St Alban's RC High School (Welsh: Ysgol Uwchradd Catholig Sain Alban) is a Roman Catholic secondary school in Pontypool, Torfaen, Wales. The school provides education from ages 11–16. The school is situated in Park House, the former home of the Hanbury family in Pontypool Park.

==Park House==
Built in the late seventeenth century by local ironmaster, Major John Hanbury, the house is in a style popularised by the architect Inigo Jones.

In 1923 the Hanbury family sold the property to the Sisters of the Order of the Holy Ghost. It was initially reopened as a girls' day and boarding school. In 1963, control of the school was passed to the Archdiocese of Cardiff to become St Alban’s RC High School.

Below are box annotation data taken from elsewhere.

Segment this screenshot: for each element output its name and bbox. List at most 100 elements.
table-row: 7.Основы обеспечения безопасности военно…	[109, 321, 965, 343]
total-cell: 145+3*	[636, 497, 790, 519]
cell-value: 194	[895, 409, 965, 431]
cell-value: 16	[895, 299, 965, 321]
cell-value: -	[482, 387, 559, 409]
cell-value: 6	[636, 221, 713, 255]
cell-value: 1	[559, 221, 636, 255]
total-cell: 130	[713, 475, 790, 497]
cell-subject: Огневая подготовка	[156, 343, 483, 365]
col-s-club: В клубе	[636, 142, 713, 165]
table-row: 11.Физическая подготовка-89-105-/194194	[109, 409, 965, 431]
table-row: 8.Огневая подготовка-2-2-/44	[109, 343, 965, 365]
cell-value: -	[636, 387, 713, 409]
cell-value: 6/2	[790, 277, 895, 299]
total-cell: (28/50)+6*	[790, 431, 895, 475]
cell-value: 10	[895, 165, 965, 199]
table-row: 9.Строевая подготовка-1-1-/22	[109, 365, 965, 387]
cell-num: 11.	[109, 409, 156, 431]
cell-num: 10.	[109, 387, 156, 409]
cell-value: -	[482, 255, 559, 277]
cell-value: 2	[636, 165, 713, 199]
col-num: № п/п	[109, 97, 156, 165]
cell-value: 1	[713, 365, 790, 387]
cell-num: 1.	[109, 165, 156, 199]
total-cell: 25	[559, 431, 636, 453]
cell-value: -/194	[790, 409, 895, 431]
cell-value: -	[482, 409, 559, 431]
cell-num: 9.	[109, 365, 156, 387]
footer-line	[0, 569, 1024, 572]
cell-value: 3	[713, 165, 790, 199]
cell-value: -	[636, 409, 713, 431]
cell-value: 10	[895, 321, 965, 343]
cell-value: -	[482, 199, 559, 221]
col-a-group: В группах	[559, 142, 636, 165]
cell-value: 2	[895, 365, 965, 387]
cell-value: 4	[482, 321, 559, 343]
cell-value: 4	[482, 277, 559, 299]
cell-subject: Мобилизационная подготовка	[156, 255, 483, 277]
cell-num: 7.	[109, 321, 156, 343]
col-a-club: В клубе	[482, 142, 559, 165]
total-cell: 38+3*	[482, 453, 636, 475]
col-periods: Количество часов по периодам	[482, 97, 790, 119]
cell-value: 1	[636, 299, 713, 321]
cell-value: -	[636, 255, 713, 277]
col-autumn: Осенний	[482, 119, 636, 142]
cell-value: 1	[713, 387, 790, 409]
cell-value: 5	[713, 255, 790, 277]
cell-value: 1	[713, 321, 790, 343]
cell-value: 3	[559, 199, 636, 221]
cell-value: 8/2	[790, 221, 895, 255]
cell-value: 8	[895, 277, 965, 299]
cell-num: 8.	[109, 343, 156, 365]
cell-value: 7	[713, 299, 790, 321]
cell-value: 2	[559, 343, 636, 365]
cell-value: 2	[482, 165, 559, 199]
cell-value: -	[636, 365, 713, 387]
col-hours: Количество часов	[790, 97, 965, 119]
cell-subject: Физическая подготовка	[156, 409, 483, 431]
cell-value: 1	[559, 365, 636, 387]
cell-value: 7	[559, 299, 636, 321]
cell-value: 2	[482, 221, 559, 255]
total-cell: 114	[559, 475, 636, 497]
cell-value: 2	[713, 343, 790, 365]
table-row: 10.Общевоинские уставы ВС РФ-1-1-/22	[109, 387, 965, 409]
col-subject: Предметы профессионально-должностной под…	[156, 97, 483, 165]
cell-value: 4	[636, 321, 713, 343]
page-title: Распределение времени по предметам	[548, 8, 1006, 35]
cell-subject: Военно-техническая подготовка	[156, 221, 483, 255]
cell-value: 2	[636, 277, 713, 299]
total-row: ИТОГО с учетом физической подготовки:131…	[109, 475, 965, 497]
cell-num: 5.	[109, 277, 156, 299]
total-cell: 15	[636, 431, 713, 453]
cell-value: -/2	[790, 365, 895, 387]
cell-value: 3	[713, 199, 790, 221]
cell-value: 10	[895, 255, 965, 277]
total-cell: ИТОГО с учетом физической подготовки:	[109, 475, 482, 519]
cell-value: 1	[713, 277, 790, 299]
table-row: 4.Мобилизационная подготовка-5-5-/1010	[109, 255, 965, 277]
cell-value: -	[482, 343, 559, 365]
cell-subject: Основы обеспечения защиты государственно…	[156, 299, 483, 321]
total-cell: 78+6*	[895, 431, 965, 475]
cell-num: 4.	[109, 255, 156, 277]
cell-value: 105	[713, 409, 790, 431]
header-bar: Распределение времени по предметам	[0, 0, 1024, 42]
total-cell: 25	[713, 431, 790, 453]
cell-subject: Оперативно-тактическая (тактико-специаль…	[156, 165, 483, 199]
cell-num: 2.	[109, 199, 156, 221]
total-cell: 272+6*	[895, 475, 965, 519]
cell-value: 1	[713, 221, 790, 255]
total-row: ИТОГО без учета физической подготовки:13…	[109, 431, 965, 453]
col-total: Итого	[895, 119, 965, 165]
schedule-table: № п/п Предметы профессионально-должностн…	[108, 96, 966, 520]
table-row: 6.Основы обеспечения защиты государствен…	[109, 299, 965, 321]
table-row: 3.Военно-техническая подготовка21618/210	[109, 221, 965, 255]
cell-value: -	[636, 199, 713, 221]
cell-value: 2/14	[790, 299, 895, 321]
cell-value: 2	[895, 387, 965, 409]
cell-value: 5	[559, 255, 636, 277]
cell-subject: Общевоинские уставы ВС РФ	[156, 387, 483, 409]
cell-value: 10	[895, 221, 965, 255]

In March 2023 - St Albans R.C. High School have opened the doors to its newly refurbished library, thanks to a £1.2 million grant from the Welsh Government.

== 2008 Estyn report ==
According to the Autumn 2008 report by Estyn, the school has a GCSE pass rate of 75% (based on 5 GCSEs, grades A-C) which puts it in equal 17th place in Wales and within the top 10% of secondary schools in Wales. The inspection concluded that:
St Alban’s Roman Catholic High School is a very successful school with many outstanding features. Its Christian values pervade its work and are important to all members of the school community.

== Former students ==
- Gareth Maule – Rugby player - Llanelli Scarlets
- Lloyd Burns – Rugby player - Dragons
- Menna Clatworthy - British immunologist who is Professor of Translational Medicine at the University of Cambridge.
- Christian Coleman – Rugby player - Dragons
- Joe Goodchild – Rugby player - Cardiff RFC
- Nick Thomas-Symonds - British Labour Party Politician, barrister and academic - MP for Torfaen, May 2015 – Present
- Kevin Owen - British TV News Anchor - former Senior News Anchor at RT International, Moscow 2006–2022, ex-Sky News, BBC World Service, HTV Wales and West, and BBC Wales.
- Kevin Brennan - British Labour Party Politician, former MP for Cardiff West, 7th June 2001 - 30 May 2024, and member of the House of Lords.